Lire : Maud et Elsa Lecarpentier, « Toujours Puce : les macrodégâts de la micro électronique »

S’il y a un secteur de la production qui symbolise particulièrement l’accaparement industriel en eau (notamment potable), c’est bien celui des semi-conducteurs. Partant de l’exemple spécifique de l’usine STMicroelectronics en Isère, près de Grenoble, cette bande-dessinée écrite et illustrée par Maud et Elsa Lecarpentier nous confirme, si besoin était, toute la démesure du système capitaliste, ses besoins de croissance infinie dans un contexte d’une planète finie, aux matériaux et ressources limitées.
Écrite de manière pédagogique, utilisant l’humour et la caricature, la BD permet de situer facilement les enjeux malgré ce qui peut sembler complexe de prime abord, au carrefour d’enjeux technologiques, scientifiques et politiques. Le scénario utilise le moyen d’un dialogue drôle entre deux poissons, l’un naïf, se posant des questions sur l’entreprise et la microélectronique à la manière d’une citoyenne modérée, mais ne pensant pas la situation très grave, et l’autre ayant l’argumentation et les données nécessaires à démontrer l’impasse dans laquelle se trouve la production des puces électroniques. On comprend ainsi rapidement que les intérêts de l’entreprise et de la population du Grésivaudan sont opposés. Sont déconstruites aussi les illusions de « souveraineté » en termes d’industrie et de défense promues par l’État subventionnant une production française, mais prisonnière de l’extraction ailleurs et exportatrice à tout va des composants. Un État permettant toujours plus de pompage et autorisant de multiples dérogations à la pollution chimique du secteur de la « tech ».

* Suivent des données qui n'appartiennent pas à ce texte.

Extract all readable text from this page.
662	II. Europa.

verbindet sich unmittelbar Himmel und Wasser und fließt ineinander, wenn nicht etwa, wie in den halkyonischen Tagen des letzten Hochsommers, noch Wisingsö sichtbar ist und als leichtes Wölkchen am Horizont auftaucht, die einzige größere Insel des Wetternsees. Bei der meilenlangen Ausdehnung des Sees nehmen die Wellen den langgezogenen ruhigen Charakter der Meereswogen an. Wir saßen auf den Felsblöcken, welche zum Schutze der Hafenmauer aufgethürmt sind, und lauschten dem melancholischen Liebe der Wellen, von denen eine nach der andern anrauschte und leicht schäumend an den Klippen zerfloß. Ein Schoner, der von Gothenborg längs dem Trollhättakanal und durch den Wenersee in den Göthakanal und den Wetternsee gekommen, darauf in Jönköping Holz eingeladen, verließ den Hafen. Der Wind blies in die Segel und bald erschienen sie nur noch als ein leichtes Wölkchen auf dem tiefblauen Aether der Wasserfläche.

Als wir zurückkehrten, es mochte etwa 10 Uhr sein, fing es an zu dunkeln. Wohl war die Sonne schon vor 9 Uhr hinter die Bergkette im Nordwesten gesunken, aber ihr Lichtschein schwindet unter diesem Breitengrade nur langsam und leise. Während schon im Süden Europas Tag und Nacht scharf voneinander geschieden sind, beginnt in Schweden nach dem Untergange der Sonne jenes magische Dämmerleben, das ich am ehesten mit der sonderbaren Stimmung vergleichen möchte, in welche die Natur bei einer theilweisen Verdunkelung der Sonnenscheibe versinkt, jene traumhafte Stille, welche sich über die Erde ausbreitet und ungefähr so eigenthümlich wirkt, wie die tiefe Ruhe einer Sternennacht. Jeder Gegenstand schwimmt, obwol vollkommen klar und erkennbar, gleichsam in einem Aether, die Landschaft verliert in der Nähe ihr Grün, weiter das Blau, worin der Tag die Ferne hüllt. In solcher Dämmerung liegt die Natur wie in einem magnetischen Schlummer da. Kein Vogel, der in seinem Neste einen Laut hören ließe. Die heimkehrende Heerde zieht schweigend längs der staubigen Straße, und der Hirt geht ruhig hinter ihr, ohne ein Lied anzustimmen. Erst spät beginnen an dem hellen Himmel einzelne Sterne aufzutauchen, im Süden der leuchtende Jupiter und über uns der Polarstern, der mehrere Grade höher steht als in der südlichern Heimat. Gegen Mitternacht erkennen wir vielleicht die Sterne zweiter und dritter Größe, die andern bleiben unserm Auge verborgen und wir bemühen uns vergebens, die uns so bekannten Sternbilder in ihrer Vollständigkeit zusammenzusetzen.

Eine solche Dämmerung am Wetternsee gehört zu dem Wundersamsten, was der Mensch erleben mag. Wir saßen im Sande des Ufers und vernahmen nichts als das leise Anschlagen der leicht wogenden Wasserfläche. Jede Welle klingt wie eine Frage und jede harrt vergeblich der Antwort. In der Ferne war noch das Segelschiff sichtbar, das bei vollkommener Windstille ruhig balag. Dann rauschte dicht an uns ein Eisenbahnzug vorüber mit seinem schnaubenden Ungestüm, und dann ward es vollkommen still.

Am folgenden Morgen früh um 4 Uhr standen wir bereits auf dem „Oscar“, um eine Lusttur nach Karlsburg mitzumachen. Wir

Toujours puce met en valeur également la démarche et les actions du collectif StopMicro [1], mobilisé depuis plusieurs années sur la question. Le collectif et la BD ne versent pas dans une argumentation anti-tech [2], mais « technocritique » et décroissante, au sens où la production massive de composants électroniques pour les besoins du capital, rend nécessaire l’interrogation sur les usages nécessaires ou non des technologies numériques actuelles qu’on nous vend comme inéluctables.
Ces conclusions nous ramènent bien sûr à la nécessité d’une autre société où les besoins réels sont décidés par la population et en fonction de la quantité de ressources disponibles.